Les taux remontent, les loyers sont à la hausse, les frais de notaires augmentent, le pouvoir d'achat du Français n'est pas à son apogée. L'aide gouvernementale soit le PTZ plus maintienne les prix à la hausse en faveur des promoteurs et constructeur, les prix de l'immobilier sont décorellés de l'inflation. L'europe nous tire les bretelles avec la defiscalisation Scellier, et le prix de l'immobilier autour des villes ou le bassin de l'emploi est le plus élevé continue à monter..
L'emploi n'est pas à son plus haut niveau, les Français craignent pour leurs jobs. Les banques et les propriétaires demandent des garanties élévées pour louer ou acheter un logement.
Avec la pénalisation et les rendements de l'assurance vie en berne, l'immobilier reste une valeur refuge, avec l'or sauf que l'immobilier est palpable.
En France il y a une disparité des prix selon les régions mais l'économie centralisée en est la cause principale.
La capitale devient inabordable :
Des prix qui flambent sur Paris, la cause ? Des investisseurs étrangers "Russe, Chinois, Indiens et d'Orient". Mais la France n'est pas Paris, et le prix reste toujours élevé dans les secteurs les plus convoités tels que Paris, et PACA ou les centres villes prisés ou la demande reste forte. L'accès au credit, et les taux qui ont atteints un un plancher historiquement bas en cette année 2010, sont aussi la cause du maintient des prix forts. Mais aussi les aides gouvernementales aux emprunteurs et au investisseurs, avec le PTZ, et la loi Scellier, et le crédit d'impôt sur les intérêts d'emprunt etc....a permi au marché de l'immobilier de se maintenir à la hausse.
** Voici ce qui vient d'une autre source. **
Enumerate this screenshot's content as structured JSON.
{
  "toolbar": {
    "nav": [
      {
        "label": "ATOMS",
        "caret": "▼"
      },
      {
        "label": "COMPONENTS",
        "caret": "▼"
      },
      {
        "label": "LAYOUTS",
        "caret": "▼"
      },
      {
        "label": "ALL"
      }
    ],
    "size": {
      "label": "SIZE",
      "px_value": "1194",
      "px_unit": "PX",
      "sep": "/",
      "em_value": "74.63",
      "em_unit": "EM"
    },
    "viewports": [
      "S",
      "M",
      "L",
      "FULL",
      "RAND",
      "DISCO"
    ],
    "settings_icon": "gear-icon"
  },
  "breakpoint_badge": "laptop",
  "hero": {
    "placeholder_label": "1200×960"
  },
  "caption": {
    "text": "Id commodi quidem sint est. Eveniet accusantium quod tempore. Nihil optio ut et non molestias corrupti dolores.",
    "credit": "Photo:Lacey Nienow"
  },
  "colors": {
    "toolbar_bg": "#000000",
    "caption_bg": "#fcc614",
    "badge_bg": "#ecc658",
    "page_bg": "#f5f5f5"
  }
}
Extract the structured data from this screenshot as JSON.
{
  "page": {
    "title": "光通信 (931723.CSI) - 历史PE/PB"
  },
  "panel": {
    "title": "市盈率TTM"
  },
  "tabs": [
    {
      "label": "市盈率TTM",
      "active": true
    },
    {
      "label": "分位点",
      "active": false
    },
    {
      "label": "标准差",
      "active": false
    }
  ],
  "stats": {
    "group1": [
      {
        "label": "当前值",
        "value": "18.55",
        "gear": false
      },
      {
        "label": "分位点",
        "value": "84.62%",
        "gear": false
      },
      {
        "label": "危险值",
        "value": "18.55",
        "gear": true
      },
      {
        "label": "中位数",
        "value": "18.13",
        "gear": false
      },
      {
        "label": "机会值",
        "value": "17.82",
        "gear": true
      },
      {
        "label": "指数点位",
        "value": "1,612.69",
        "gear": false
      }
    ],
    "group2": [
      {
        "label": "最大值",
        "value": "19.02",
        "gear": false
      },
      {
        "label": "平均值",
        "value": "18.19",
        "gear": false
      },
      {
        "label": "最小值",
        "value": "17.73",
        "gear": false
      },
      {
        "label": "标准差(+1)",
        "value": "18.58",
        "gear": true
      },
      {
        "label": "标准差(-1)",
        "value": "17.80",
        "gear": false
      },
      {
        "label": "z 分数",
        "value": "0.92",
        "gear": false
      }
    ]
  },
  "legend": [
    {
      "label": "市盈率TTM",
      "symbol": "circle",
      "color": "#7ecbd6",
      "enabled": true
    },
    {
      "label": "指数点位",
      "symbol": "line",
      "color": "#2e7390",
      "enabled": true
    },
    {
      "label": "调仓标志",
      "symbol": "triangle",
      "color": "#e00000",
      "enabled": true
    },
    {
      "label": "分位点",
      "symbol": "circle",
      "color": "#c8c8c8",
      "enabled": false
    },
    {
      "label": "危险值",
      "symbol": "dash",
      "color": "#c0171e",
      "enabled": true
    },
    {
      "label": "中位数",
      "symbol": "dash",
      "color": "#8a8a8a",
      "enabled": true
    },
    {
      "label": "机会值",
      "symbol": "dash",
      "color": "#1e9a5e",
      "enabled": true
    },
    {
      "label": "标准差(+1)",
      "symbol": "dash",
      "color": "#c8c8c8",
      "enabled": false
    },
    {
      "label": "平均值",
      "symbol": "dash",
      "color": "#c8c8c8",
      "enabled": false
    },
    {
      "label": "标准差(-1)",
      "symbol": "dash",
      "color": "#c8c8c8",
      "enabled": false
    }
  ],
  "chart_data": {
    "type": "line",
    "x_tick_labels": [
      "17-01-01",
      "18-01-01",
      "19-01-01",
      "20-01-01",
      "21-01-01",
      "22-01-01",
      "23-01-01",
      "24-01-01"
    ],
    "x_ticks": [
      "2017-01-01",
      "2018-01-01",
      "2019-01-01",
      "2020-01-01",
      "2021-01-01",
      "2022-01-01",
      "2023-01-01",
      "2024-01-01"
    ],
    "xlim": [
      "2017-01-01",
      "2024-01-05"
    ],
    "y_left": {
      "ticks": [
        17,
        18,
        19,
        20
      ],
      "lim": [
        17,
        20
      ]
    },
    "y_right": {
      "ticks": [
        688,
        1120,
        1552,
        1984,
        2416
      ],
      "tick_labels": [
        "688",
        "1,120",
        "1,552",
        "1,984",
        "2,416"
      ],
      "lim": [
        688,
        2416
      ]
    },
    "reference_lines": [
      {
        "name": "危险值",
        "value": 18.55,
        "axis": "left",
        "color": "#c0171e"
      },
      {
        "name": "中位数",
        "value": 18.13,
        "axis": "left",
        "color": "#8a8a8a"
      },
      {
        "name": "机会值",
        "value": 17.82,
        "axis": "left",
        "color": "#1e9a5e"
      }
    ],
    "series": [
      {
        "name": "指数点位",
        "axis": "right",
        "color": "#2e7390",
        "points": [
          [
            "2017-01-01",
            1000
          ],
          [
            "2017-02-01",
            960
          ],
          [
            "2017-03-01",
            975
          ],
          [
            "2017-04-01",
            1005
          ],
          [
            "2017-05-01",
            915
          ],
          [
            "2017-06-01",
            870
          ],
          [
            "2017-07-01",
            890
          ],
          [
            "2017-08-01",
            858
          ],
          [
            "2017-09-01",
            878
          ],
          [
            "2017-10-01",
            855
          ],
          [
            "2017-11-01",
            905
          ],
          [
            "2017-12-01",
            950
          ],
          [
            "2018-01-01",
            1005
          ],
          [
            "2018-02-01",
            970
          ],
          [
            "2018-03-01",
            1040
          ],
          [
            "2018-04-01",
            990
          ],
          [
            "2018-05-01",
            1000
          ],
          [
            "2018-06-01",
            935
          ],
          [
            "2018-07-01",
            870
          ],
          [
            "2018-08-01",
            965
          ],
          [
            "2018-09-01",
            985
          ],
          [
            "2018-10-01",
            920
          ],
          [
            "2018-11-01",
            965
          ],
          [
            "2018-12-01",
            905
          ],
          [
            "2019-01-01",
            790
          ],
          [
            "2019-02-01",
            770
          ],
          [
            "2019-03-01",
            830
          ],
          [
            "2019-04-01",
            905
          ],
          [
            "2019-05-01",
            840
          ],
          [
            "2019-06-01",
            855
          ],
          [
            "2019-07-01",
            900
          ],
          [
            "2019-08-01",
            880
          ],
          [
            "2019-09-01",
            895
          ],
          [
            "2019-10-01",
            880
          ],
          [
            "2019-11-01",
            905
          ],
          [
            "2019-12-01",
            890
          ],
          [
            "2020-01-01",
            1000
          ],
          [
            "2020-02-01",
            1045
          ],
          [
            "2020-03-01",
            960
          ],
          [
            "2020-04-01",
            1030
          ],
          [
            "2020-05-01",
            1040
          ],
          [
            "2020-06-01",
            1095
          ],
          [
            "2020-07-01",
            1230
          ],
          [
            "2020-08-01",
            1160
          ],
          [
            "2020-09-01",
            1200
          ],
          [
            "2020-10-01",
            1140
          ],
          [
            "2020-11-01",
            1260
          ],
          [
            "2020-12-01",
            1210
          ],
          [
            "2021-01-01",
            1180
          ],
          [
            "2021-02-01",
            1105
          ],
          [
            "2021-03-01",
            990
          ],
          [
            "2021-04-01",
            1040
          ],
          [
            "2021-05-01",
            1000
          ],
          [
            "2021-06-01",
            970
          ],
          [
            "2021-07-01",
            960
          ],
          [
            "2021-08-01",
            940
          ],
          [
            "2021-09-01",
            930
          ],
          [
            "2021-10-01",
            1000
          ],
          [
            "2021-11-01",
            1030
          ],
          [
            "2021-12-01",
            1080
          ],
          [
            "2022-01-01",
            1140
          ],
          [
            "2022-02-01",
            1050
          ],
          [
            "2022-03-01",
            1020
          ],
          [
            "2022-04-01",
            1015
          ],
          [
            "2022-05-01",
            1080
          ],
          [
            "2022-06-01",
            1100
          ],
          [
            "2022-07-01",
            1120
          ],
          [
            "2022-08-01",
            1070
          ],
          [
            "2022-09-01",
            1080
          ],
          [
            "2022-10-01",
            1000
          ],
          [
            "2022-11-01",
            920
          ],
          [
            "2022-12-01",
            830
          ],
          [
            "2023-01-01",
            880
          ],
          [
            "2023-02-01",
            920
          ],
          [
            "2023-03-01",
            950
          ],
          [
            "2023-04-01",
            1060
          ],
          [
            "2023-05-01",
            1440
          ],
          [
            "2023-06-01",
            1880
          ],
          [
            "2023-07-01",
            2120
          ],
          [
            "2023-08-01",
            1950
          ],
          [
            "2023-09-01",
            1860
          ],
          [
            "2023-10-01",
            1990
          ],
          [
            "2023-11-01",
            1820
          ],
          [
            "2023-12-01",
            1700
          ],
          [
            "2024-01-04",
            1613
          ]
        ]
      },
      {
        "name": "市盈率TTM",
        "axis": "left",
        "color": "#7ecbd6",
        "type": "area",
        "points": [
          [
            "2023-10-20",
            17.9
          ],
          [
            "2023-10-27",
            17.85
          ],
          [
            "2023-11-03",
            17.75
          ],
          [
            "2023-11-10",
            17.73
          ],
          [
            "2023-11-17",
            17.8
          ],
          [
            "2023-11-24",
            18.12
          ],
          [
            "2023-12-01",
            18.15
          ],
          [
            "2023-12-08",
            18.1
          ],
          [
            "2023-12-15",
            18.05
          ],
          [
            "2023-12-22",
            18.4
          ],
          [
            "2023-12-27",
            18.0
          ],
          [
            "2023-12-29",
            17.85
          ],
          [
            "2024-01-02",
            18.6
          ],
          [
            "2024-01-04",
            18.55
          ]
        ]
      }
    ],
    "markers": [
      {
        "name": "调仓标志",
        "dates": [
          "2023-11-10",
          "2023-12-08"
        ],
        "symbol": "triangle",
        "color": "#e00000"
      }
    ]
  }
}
Mais quand on sait que l'immobilier a plus augmenter ces dernières années que le pouvoir d'achat des Français c'est moins rejouissant sachant qu'aujourd'hui les investissements immobiliers ont une rentabilité de plus en plus faible et qu'il n'est pas pris en compte dans le taux d'indice de l'inflation. Cela rend un peu plus perplexe et il serait peut être plus sain que l'immobilier se régule de manière moins nuancée... Le fait que l'état aide les acquéreurs plus ou moins par zones ne va pas en ce sens.
Le PTZ plus va favoriser les primo accédants (les personnes non propriétaire depuis plus de deux ans) qui investiront dans des logements neufs ou qui rentrent dans les normes BBC, soit des logements rénovés et dans les villes les peuplées et dynamiques.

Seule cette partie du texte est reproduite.